On ne sait que peu de choses sur les mouvements des tortues juvéniles après leur naissance et leur entrée en mer. Il s’agit pourtant d’une période critique pour les tortues, à cause d’un taux de survie plus faible au cours de ces années où elles sont le plus vulnérables. Grâce à une collaboration fructueuse entre Mercator Ocean International et l’organisation non gouvernementale Upwell, un article sur la dispersion des jeunes tortues de mer a été publié dans Frontiers in Marine science. L’article est co-écrit par nos experts océanographes Tony Candela, Philippe Gaspar et par George L. Shillinger d’Upwell.
Une attention particulière à la tortue luth de l’Atlantique Nord-Ouest, une espèce menacée d’extinction
Les auteurs se sont concentrés sur la sous-population de tortues luths (Dermochelys coriacea) de l’Atlantique Nord-Ouest, qui a récemment été classée parmi les espèces menacées d’extinction.
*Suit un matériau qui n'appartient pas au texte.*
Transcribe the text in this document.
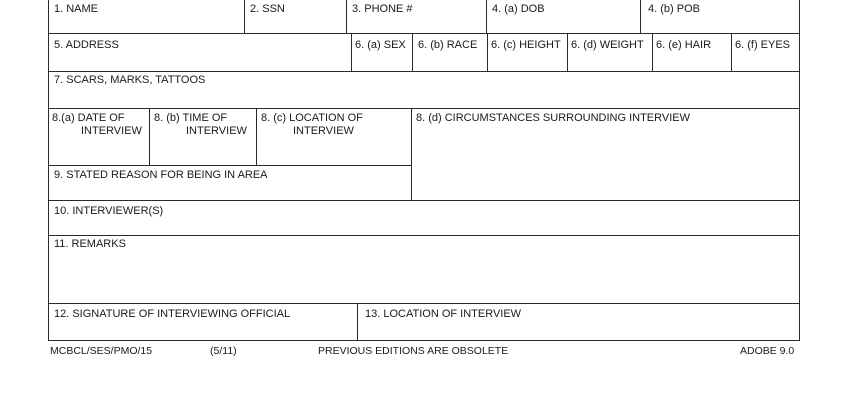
1. NAME	2. SSN	3. PHONE #	4. (a) DOB	4. (b) POB
5. ADDRESS	6. (a) SEX 6. (b) RACE 6. (c) HEIGHT 6. (d) WEIGHT 6. (e) HAIR 6. (f) EYES
7. SCARS, MARKS, TATTOOS
8.(a) DATE OF
INTERVIEW
8. (b) TIME OF
INTERVIEW
8. (c) LOCATION OF
INTERVIEW
8. (d) CIRCUMSTANCES SURROUNDING INTERVIEW
9. STATED REASON FOR BEING IN AREA
10. INTERVIEWER(S)
11. REMARKS
12. SIGNATURE OF INTERVIEWING OFFICIAL	13. LOCATION OF INTERVIEW
MCBCL/SES/PMO/15	(5/11)	PREVIOUS EDITIONS ARE OBSOLETE	ADOBE 9.0
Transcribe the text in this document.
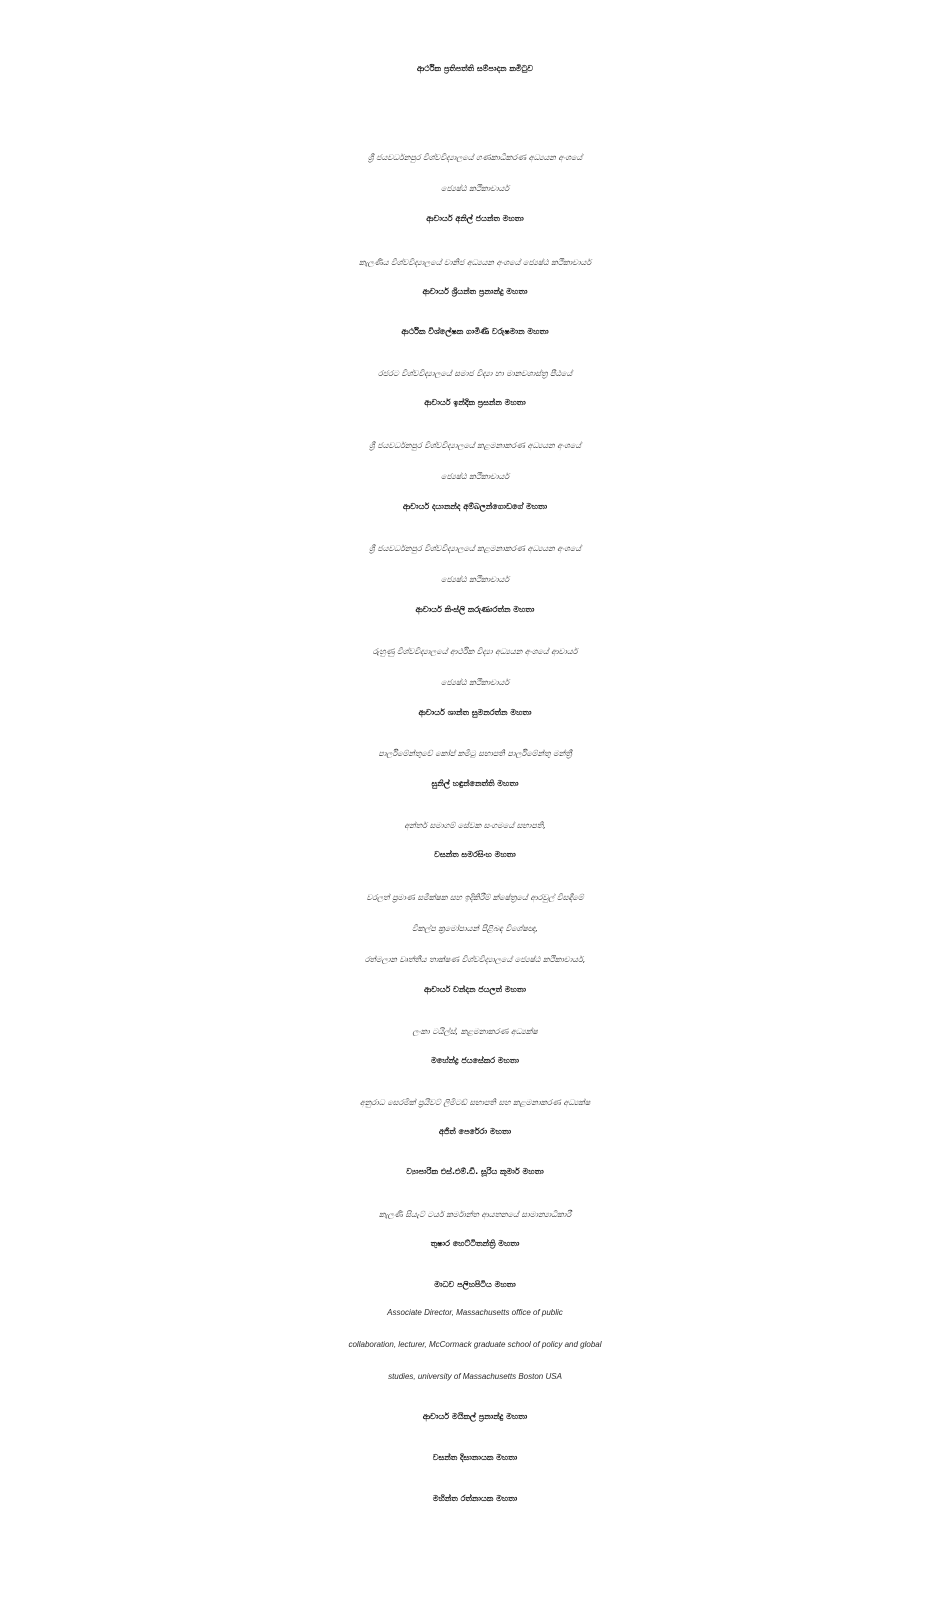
ආර්ථික ප්‍රතිපත්ති සම්පාදන කමිටුව
ශ්‍රී ජයවර්ධනපුර විශ්වවිද්‍යාලයේ ගණකාධිකරණ අධ්‍යයන අංශයේ
ජ්‍යෙෂ්ඨ කථිකාචාර්ය
ආචාර්ය අනිල් ජයන්ත මහතා
කැලණිය විශ්වවිද්‍යාලයේ වානිජ අධ්‍යයන අංශයේ ජ්‍යෙෂ්ඨ කථිකාචාර්ය
ආචාර්ය ශ්‍රියන්ත ප්‍රනාන්දු මහතා
ආර්ථික විශ්ලේෂක ගාමිණී වරුෂමාන මහතා
රජරට විශ්වවිද්‍යාලයේ සමාජ විද්‍යා හා මානවශාස්ත්‍ර පීඨයේ
ආචාර්ය ඉන්දික ප්‍රසන්න මහතා
ශ්‍රී ජයවර්ධනපුර විශ්වවිද්‍යාලයේ කළමනාකරණ අධ්‍යයන අංශයේ
ජ්‍යෙෂ්ඨ කථිකාචාර්ය
ආචාර්ය දයානන්ද අම්බලන්ගොඩගේ මහතා
ශ්‍රී ජයවර්ධනපුර විශ්වවිද්‍යාලයේ කළමනාකරණ අධ්‍යයන අංශයේ
ජ්‍යෙෂ්ඨ කථිකාචාර්ය
ආචාර්ය කිංස්ලි කරුණාරත්න මහතා
රුහුණු විශ්වවිද්‍යාලයේ ආර්ථික විද්‍යා අධ්‍යයන අංශයේ ආචාර්ය
ජ්‍යෙෂ්ඨ කථිකාචාර්ය
ආචාර්ය ශාන්ත සුමනරත්න මහතා
පාර්ලිමේන්තුවේ කෝප් කමිටු සභාපති පාර්ලිමේන්තු මන්ත්‍රී
සුනිල් හඳුන්නෙත්ති මහතා
අන්තර් සමාගම් සේවක සංගමයේ සභාපති,
වසන්ත සමරසිංහ මහතා
වරලත් ප්‍රමාණ සමීක්ෂක සහ ඉදිකිරීම් ක්ෂේත්‍රයේ ආරවුල් විසඳීමේ
විකල්ප ක්‍රමෝපායන් පිළිබඳ විශේෂඥ,
රත්මලාන වෘත්තීය තාක්ෂණ විශ්වවිද්‍යාලයේ ජ්‍යෙෂ්ඨ කථිකාචාර්ය,
ආචාර්ය චන්දන ජයලත් මහතා
ලංකා ටයිල්ස්, කළමනාකරණ අධ්‍යක්ෂ
මහේන්ද්‍ර ජයසේකර මහතා
අනුරාධ සෙරමික් ප්‍රයිවට් ලිමිටඩ් සභාපති සහ කළමනාකරණ අධ්‍යක්ෂ
අජිත් පෙරේරා මහතා
ව්‍යාපාරික එස්.එම්.ඩී. සූරිය කුමාර් මහතා
කැලණි සියැට් ටයර් කර්මාන්ත ආයතනයේ සාමාන්‍යාධිකාරී
තුෂාර හෙට්ටිතන්ත්‍රි මහතා
මාධව පලිහපිටිය මහතා
Associate Director, Massachusetts office of public
collaboration, lecturer, McCormack graduate school of policy and global
studies, university of Massachusetts Boston USA
ආචාර්ය මයිකල් ප්‍රනාන්දු මහතා
වසන්ත දිසානායක මහතා
මහින්ත රත්නායක මහතා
La tortue luth est la plus grande de toutes les tortues vivantes, atteignant jusqu’à 1,8 mètre de long. Les bébés tortues luths ne pèsent que quelques grammes, alors qu’elles peuvent atteindre jusqu’à 500 kg à l’âge adulte, en l’espace de quelques années et en se nourrissant essentiellement de méduses ! On les reconnaît à leur carapace, recouverte d’une chair huileuse et d’une peau souple semblable à du cuir.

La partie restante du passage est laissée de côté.